Earlier this year, I posted about the agony of helping my mother plant vegetables and re-pot tomato plants. She shut everything down.
A bit later I had a conversation with all my family members, mother last, about the kinds of jams and preserves they like. My father likes certain preserves, but he would never go into the cellar and grab a jar of plums, or cherries, or apple-sauce. He wouldn't even open a bottle of home-brewed cider. He's completely passive. It would never in a million years occur to him to go down the stairs and get some marmalade. My father wants me to grow chili peppers, but he rarely uses them. Instead, when it's harvest time, I dry them, and then he buys chili powder at the store anyway. He doesn't like the varieties of apples in the garden. He eats lots of apples, but he buys new ones at the store.
My sister doesn't eat breakfast. She has coffee for breakfast and that's it. She doesn't eat marmalade. She likes marmalade, but she doesn't eat it. She uses home-cooked bottled tomato sauce and salsa. My sister would prefer fruit to preserved in 300ml jars and savoury sauces in 700ml bottles.
Mother often talks about opening a jar of plums, but she never actually does. She doesn't ever open a jar of marmalade that is older than six months. The next year, she says "Why not open the good stuff first? I don't want to eat the old marmalade!" This way, there's marmalade from 2010 that has never been opened. She likes apple-sauce, but she would rather cook it fresh from store-bought apples. She would never open a jar of her own home-canned cherries, because she didn't take out the pits. She would never drink the preserved apple juice.
Nobody actually ever opens a bottle of apple juice, or a jar of cherries. Everybody buys cherries and even apple juice when they need to cook or bake something with apples.
As a result, there's marmalade in her basement that is ten years old, and there are large jars of canned plums nobody eats, large jars of canned cherries nobody eats, bottles of cider and apple juice and home-brewed wine and so many apples. Apart from one of the trees, they don't really store well, but every year, I help harvest the apples and the pears and the cherries and three different types of plums, and then nobody eats the preserves.
But this year, I talked to everybody, and I got everybody on the same page, and I even got mother to agree that this is dumb. I took charge of jams and preserves, and I worked out how many jars of cherries we actually eat, how many jars of marmalade we need, and so on. If some cherries or strawberries go to waste, that's ok. If some plums go to waste, well, I don't like them anyway. I got mother to agree to only make preserves she actually eats, and unless we make cider again, we're not juicing all the apples.

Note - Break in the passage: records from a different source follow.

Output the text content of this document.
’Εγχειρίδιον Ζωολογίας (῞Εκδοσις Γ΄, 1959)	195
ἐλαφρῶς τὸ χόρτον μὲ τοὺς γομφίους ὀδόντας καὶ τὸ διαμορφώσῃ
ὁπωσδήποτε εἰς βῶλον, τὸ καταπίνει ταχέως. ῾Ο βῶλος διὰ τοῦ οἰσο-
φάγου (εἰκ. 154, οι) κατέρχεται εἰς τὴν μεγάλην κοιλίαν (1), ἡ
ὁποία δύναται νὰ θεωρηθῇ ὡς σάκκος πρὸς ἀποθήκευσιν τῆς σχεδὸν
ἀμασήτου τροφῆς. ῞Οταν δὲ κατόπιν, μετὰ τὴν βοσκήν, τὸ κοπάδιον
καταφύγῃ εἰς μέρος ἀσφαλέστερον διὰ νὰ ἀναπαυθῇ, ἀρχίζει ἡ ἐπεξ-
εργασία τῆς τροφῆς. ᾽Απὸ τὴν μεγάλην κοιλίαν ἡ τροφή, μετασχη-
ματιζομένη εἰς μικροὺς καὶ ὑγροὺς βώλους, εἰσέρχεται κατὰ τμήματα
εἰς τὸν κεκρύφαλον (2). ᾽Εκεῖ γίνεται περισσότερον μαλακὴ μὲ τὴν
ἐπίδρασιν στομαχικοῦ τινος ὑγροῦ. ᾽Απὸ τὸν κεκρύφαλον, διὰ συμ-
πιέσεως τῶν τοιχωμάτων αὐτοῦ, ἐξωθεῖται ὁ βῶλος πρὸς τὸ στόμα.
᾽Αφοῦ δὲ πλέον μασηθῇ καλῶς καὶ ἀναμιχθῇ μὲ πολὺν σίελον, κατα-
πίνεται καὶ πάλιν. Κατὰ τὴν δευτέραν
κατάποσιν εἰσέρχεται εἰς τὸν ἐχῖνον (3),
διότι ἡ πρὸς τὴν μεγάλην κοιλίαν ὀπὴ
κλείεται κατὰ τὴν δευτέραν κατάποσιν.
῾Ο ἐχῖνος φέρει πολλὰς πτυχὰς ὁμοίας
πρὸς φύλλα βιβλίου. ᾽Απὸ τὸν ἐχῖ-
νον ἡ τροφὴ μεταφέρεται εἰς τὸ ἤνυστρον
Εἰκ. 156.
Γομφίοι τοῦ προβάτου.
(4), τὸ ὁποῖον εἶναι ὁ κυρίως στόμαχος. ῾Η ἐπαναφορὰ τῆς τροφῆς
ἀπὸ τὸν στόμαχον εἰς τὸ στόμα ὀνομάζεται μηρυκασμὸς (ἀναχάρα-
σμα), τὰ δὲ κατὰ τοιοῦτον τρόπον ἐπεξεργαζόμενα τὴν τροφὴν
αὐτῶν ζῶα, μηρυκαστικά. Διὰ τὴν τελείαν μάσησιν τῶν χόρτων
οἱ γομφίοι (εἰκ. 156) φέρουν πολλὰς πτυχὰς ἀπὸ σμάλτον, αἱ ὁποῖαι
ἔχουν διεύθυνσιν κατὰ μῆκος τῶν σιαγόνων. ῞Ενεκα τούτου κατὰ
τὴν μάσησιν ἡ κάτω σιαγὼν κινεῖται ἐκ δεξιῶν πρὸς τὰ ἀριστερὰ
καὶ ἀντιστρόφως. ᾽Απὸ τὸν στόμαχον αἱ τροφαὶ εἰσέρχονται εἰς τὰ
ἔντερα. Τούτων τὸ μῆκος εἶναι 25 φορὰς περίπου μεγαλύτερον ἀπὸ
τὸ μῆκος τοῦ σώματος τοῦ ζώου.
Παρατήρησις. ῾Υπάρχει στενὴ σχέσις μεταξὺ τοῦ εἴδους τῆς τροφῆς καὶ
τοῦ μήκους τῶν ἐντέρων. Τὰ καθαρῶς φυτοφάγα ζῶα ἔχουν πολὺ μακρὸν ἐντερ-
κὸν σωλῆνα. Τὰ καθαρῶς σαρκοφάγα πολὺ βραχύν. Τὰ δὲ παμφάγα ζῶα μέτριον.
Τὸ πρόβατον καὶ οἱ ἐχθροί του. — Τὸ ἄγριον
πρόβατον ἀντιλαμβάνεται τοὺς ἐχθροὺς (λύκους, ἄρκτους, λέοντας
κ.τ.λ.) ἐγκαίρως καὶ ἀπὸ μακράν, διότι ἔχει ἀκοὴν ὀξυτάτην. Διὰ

There was already a lot of wailing and gnashing of teeth, because mother wanted me to no be so fast with all the cherries, but I got a large pot and 20 small canning jars and I canned 8 kg of cherries â the cherries I like to eat, prepared the way I like to eat them â in one day. Usually, she processes 2 kg of fruit per day, as the buckets and baskets of harvested fruit pile up in her kitchen. This year we made 3 kg of strawberry marmalade only, and some rhubarb marmalade. I decided to make syrups out of the berries instead of jam, because we have so much jam from last year, and we made 2.5 litres of syrup. I opened some jars from 2018 and dumped out the stuff that wasn't edible any more. I even popped out all of the pits of the cherries before canning them, which mother never does, because she says it's too much work, but then the cherries spoil faster and there's cyanide in the jar. Not enough to kill you, but more than necessary.
Basically, somehow I got my way. I talked to mother in a calm and measured way, and I explained that we don't have to eat all the cherries and strawberries and apples just so they don't go to waste, and we don't even have to make preserves if we never eat the preserves. Even then, when we make preserves, we should make sure that we actually want to eat them, and prepare them according to our tastes.
Year after year, this was a point of contention, and mother made me climb into the trees and harvest cherries she didn't need, or she made me juice every last fallen apple, even though we don't drink apple juice. And this year, she just listened to me, and she agreed that we don't need that much marmalade. This year, she admitted that she doesn't like pits in her canned cherries. She admitted that it doesn't make sense to make preserves you know you won't eat.
For years, it felt so... mentally draining to have to help her with all the harvesting and preserving, knowing it would all go to waste in five to ten years anyway. I wonder if she remembers this next year.